At last Maurice Birnbaum came in his motor-car. Everything was settled. The fees at the Detmold would be paid as long as the reports were satisfactory, and Mendel would be allowed five shillings a week pocket-money, but he must be well-behaved and clean, and he must read good literature and learn to write good English. “I will see to that,” said Maurice. “I am to take him now with some of his work to see Sir Julius. His fortune is made, Mrs. Kühler. Isn’t it wonderful? He is a genius. He has the world at his feet. Everything is open to him. I have been to Oxford, Mrs. Kühler, but I shall never have anything like the opportunities that he will have. It is marvellous to think of his drawing like that in your kitchen.” Maurice was really excited. His heart was as full of kindness as a honeycomb of honey, but he had no tact. His words fell on Golda and Mendel like hailstones. They nipped and stung and chilled. Golda looked at Mendel, he at her, and they stood ashamed. “We must hurry,” said Maurice. “Sir Julius must not be kept waiting. He is a stickler for punctuality.”
As a matter of fact, Maurice only knew Sir Julius officially. His family had never been admitted to the society in which Sir Julius was a power and a light. The entrance to the house of the millionaire was a far greater event to him than it was to Mendel.

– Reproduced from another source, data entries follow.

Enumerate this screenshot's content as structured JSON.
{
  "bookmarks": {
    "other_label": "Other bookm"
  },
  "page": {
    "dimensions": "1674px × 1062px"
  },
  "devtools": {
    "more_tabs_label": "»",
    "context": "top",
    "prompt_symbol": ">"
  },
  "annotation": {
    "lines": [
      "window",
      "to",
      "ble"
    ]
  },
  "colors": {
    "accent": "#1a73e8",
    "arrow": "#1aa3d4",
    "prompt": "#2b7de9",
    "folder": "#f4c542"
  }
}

The splendid motor-car rolled through the wonderful crowded streets, Maurice fussing and telling Mendel to take care his parcel did not scratch the paint, and swung up past the Polytechnic into the desolation of Portland Place. At a corner house they stopped. The double door was swung open by two powdered footmen, and by the inner door stood a bald, rubicund butler. Maurice gave his name, told Mendel to wait, and followed the butler up a magnificent marble staircase with an ormolu balustrade. Mendel was left standing with his parcel, while one of the footmen mounted guard over him. He stood there for a long time, still ashamed, bewildered, smelling money, money, money, until he reeled. It made him think of Mr. Kuit, who alone of his acquaintance could have been at his ease in such splendour. He felt beggarly, but he was stiffened in his pride.